On commence à jouer. On se crame sur les feux arrière de notre avion - oui, c'est un passage obligé de tout joueur d'Alien Breed - on vide son chargeur sur les espèces d'Alien que l'on croise... Et là, on se retrouve à court de munitions.

Forcément, on crève comme un con.


On recommence en faisant attention à ne pas trop tirer partout. On récupère des cartes qui correspondent à autant de clés pour ouvrir les nombreuses portes qui bloquent notre progression.

On se dit qu'il y a une logique à tout ça, et que l'on va trouver d'autres clés derrière les portes fermées. Eh bien non, pas forcément !

Et là, forcément, on crève comme un con.


Oui, dans Alien Breed, on crève souvent comme un con. Le jeu est même réputé pour sa difficulté d'empaffé. Mais cela a plu à beaucoup de joueurs, et, surtout, le jeu ne semble jamais gratuit. En tant que joueur, je n'ai jamais trop pesté après ces petits fumiers de chez Team 17, mais plutôt après moi en me disant que je n'ai pas été assez prudent, pas assez bon.

Et de recommencer une partie. Puis une autre. Juste histoire d'essayer d'aller un peu plus loin.

Une chouette ambiance


Il y a également cette ambiance. Cela tient aux graphismes, assez répétitifs mais très fins, mais également cette ambiance sonore... paradoxalement quasi inexistante.

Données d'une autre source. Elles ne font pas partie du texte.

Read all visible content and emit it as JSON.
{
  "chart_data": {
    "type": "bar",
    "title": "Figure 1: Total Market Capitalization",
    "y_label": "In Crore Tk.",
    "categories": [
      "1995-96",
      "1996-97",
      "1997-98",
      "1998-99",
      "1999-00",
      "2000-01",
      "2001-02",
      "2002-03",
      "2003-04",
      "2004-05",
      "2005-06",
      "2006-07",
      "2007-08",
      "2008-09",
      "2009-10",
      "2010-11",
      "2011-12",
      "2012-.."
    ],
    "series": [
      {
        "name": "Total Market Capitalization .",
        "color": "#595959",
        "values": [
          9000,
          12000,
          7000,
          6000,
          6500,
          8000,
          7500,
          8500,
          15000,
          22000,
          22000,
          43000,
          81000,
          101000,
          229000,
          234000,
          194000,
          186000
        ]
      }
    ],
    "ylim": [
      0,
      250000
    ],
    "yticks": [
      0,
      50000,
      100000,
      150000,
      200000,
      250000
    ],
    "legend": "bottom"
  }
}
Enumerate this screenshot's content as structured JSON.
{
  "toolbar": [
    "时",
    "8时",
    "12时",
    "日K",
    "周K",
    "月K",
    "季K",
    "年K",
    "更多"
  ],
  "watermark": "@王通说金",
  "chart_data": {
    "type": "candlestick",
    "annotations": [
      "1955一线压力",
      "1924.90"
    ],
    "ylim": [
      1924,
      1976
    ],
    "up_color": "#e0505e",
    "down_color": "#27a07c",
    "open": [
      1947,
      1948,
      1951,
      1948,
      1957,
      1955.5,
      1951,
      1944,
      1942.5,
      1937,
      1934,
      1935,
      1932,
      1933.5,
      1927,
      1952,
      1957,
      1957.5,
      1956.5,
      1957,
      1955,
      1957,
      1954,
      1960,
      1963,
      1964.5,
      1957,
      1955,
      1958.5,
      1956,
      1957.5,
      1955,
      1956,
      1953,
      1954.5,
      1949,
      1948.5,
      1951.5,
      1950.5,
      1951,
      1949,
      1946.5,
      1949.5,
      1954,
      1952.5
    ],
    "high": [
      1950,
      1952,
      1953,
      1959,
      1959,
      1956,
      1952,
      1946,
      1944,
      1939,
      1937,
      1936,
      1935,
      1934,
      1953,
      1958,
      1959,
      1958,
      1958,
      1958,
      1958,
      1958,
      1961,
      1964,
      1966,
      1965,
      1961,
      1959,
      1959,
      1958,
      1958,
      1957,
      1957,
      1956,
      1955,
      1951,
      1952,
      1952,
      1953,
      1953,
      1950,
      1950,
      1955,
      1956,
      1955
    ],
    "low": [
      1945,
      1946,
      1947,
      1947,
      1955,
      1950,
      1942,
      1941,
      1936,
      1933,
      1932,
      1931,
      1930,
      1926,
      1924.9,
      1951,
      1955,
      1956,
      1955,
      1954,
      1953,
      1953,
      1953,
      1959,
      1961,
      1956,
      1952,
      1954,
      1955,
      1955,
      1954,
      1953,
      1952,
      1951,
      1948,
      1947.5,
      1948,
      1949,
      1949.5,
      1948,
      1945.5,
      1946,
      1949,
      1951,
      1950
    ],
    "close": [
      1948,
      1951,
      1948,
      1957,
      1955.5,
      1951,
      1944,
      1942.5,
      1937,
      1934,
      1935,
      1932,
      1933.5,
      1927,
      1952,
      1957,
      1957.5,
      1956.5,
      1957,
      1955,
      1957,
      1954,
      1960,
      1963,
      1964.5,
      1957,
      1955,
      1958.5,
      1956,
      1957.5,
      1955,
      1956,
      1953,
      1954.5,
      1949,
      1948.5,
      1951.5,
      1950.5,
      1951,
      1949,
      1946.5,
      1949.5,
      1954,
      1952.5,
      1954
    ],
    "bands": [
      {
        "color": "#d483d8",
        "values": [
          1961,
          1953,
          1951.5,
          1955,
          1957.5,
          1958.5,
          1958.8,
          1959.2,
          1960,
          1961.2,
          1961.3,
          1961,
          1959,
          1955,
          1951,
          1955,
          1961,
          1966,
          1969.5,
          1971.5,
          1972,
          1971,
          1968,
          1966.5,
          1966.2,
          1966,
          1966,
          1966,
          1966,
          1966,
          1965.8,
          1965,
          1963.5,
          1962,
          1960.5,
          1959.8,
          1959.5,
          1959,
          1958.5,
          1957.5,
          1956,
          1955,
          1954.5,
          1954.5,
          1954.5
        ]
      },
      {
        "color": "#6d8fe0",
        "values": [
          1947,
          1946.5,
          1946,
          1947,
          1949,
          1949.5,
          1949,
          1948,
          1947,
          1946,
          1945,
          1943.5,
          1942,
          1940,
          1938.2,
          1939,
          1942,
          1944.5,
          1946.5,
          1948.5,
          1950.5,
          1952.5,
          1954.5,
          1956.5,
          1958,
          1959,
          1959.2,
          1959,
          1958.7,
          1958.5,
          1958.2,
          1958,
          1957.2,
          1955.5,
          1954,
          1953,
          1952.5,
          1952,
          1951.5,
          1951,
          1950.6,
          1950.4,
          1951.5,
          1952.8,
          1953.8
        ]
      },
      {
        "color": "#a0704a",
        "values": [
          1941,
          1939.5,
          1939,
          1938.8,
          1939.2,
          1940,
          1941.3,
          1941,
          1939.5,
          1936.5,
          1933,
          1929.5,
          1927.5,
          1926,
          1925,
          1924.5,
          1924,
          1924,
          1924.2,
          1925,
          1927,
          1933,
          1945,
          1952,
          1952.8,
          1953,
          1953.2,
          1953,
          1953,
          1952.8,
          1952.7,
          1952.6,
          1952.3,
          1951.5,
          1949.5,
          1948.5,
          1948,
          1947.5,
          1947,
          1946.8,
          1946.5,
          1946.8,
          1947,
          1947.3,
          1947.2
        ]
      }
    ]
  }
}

Il en résulte un côté claustrophobique et inquiétant, où l'on se sait pris au piège.

Forcément, personne ne l'aura manqué, Alien Breed fait lourdement écho à un certain Alien, le film. On est tout seul face à ces hordes d'adversaires qui repopent sans arrêt et nous invitent constamment à la prudence.

Le level design y contribue aussi tant il est labyrinthique. Certes, en se connectant aux ordinateurs qui parsèment les niveaux, il est possible de visualiser une carte dudit niveau... Mais à l'époque, il valait mieux prendre un papier et un crayon pour s'y retrouver, parce que la retenir, mes couilles en ski oui ! Je veux dire que la carte est complexe.

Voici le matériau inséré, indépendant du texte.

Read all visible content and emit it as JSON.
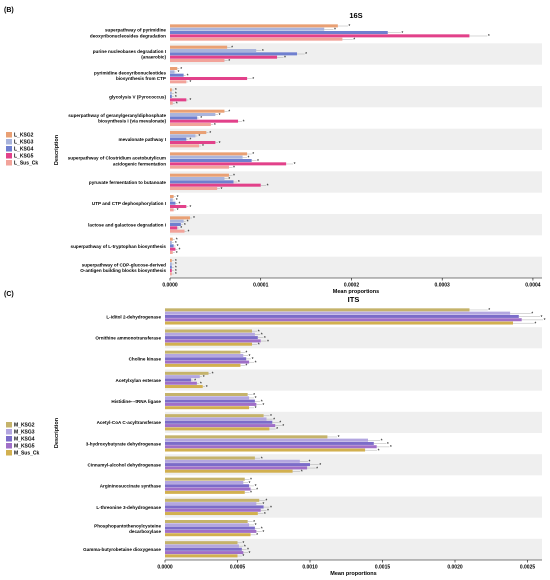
{
  "chart_data": [
    {
      "panel": "(B)",
      "type": "bar",
      "orientation": "horizontal",
      "title": "16S",
      "xlabel": "Mean proportions",
      "ylabel": "Description",
      "xlim": [
        0,
        0.00041
      ],
      "xticks": [
        "0.0000",
        "0.0001",
        "0.0002",
        "0.0003",
        "0.0004"
      ],
      "grid": false,
      "legend_position": "left",
      "categories": [
        "superpathway of pyrimidine deoxyribonucleosides degradation",
        "purine nucleobases degradation I (anaerobic)",
        "pyrimidine deoxyribonucleotides biosynthesis from CTP",
        "glycolysis V (Pyrococcus)",
        "superpathway of geranylgeranyldiphosphate biosynthesis I (via mevalonate)",
        "mevalonate pathway I",
        "superpathway of Clostridium acetobutylicum acidogenic fermentation",
        "pyruvate fermentation to butanoate",
        "UTP and CTP dephosphorylation I",
        "lactose and galactose degradation I",
        "superpathway of L-tryptophan biosynthesis",
        "superpathway of CDP-glucose-derived O-antigen building blocks biosynthesis"
      ],
      "series": [
        {
          "name": "L_KSG2",
          "color": "#e9a074",
          "values": [
            0.000185,
            6.3e-05,
            8e-06,
            2e-06,
            6e-05,
            4e-05,
            8.5e-05,
            6.5e-05,
            4e-06,
            2.2e-05,
            3e-06,
            2e-06
          ]
        },
        {
          "name": "L_KSG3",
          "color": "#a9b4dc",
          "values": [
            0.00017,
            9.5e-05,
            5e-06,
            2e-06,
            5e-05,
            2.8e-05,
            8e-05,
            6e-05,
            3e-06,
            1.5e-05,
            2e-06,
            2e-06
          ]
        },
        {
          "name": "L_KSG4",
          "color": "#6f7fcf",
          "values": [
            0.00024,
            0.00014,
            1.5e-05,
            2e-06,
            3e-05,
            1.8e-05,
            9e-05,
            7e-05,
            6e-06,
            1.2e-05,
            4e-06,
            2e-06
          ]
        },
        {
          "name": "L_KSG5",
          "color": "#e2418a",
          "values": [
            0.00033,
            0.000118,
            8.5e-05,
            1.8e-05,
            7.5e-05,
            5e-05,
            0.000128,
            0.0001,
            1.8e-05,
            8e-06,
            6e-06,
            2e-06
          ]
        },
        {
          "name": "L_Sus_Ck",
          "color": "#f2a39a",
          "values": [
            0.00019,
            6e-05,
            1.8e-05,
            3e-06,
            4.5e-05,
            3.2e-05,
            6.5e-05,
            5.2e-05,
            4e-06,
            1.6e-05,
            3e-06,
            2e-06
          ]
        }
      ]
    },
    {
      "panel": "(C)",
      "type": "bar",
      "orientation": "horizontal",
      "title": "ITS",
      "xlabel": "Mean proportions",
      "ylabel": "Description",
      "xlim": [
        0,
        0.0026
      ],
      "xticks": [
        "0.0000",
        "0.0005",
        "0.0010",
        "0.0015",
        "0.0020",
        "0.0025"
      ],
      "grid": false,
      "legend_position": "left",
      "categories": [
        "L-iditol 2-dehydrogenase",
        "Ornithine ammonotransferase",
        "Choline kinase",
        "Acetylxylan esterase",
        "Histidine---tRNA ligase",
        "Acetyl-CoA C-acyltransferase",
        "3-hydroxybutyrate dehydrogenase",
        "Cinnamyl-alcohol dehydrogenase",
        "Argininosuccinate synthase",
        "L-threonine 3-dehydrogenase",
        "Phosphopantothenoylcysteine decarboxylase",
        "Gamma-butyrobetaine dioxygenase"
      ],
      "series": [
        {
          "name": "M_KSG2",
          "color": "#c5b36b",
          "values": [
            0.0021,
            0.0006,
            0.00052,
            0.0003,
            0.00057,
            0.00068,
            0.00112,
            0.00062,
            0.00055,
            0.00065,
            0.00057,
            0.0005
          ]
        },
        {
          "name": "M_KSG3",
          "color": "#b3a6e0",
          "values": [
            0.00238,
            0.00062,
            0.00054,
            0.00024,
            0.00058,
            0.0007,
            0.0014,
            0.00093,
            0.00054,
            0.00063,
            0.00058,
            0.00051
          ]
        },
        {
          "name": "M_KSG4",
          "color": "#7b6cc9",
          "values": [
            0.00244,
            0.00064,
            0.00056,
            0.00018,
            0.00062,
            0.00074,
            0.00144,
            0.001,
            0.00058,
            0.00068,
            0.00062,
            0.00053
          ]
        },
        {
          "name": "M_KSG5",
          "color": "#a06fc8",
          "values": [
            0.00246,
            0.00066,
            0.00058,
            0.00022,
            0.00063,
            0.00076,
            0.00146,
            0.00098,
            0.00059,
            0.00066,
            0.00063,
            0.00054
          ]
        },
        {
          "name": "M_Sus_Ck",
          "color": "#d2b04f",
          "values": [
            0.0024,
            0.0006,
            0.00052,
            0.00026,
            0.00058,
            0.00072,
            0.00138,
            0.00088,
            0.00055,
            0.00064,
            0.00059,
            0.0005
          ]
        }
      ]
    }
  ]
}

Aujourd'hui, on peut sortir son téléphone et prendre une photo. Mais où va le monde mon pauvre monsieur ? A l'époque, c'était à la dur. Mais rassurez-vous : cela reste très dur.

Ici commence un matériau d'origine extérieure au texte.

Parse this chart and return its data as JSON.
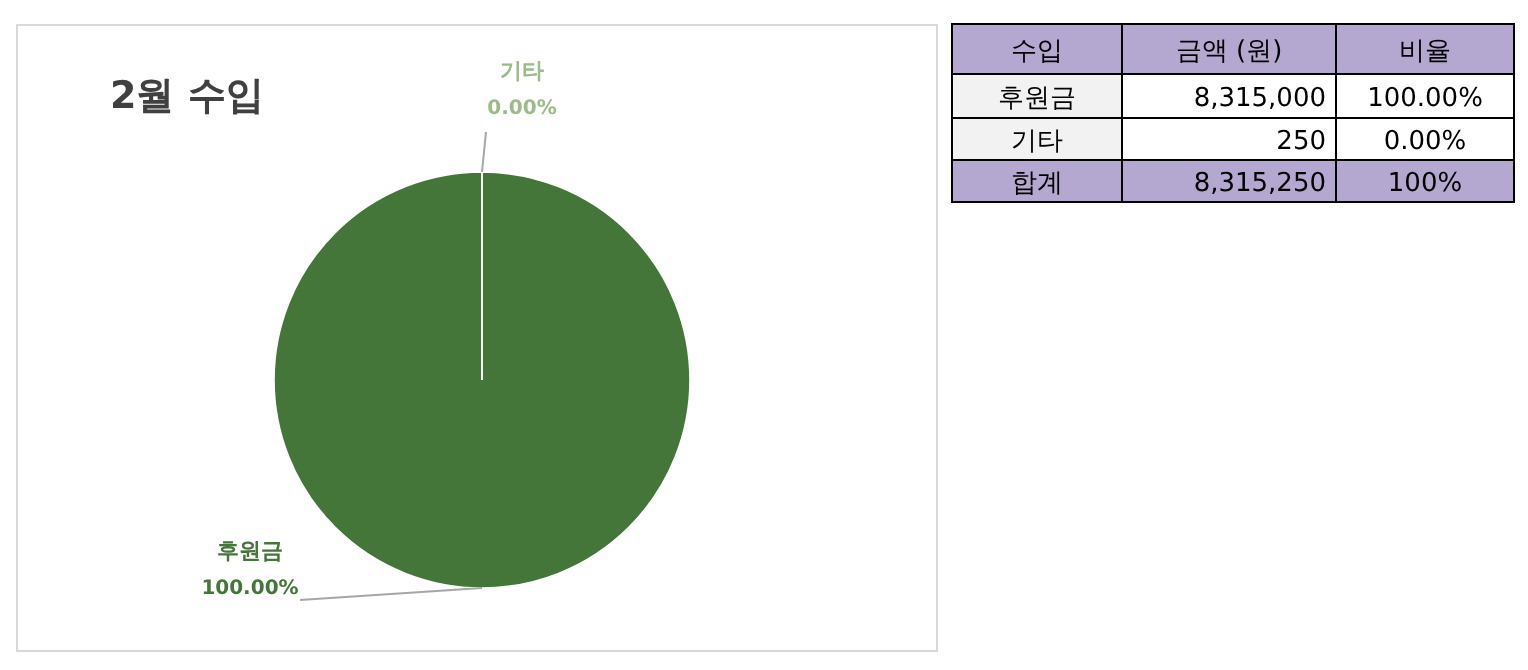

Ah oui, il n'y a pas de sauvegardes non plus, alors arriver à terminer les six niveaux que compte le jeu, c'est juste une prouesse.

Alors quand Alien Breed : Special Edition 1992 pointe le bout de ses pixels un an plus tard avec plus de niveaux, un rééquilibrage et, surtout, des mots de passe pour pouvoir changer de niveau, on dit merci Team 17 plutôt que de crier au scandale mercantile.
Culte, indispensable !

Alien Breed

Alien Breed mérite bien sa réputation. Difficile, exigeant, mais finalement très fin, il reste un grand jeu, même encore maintenant.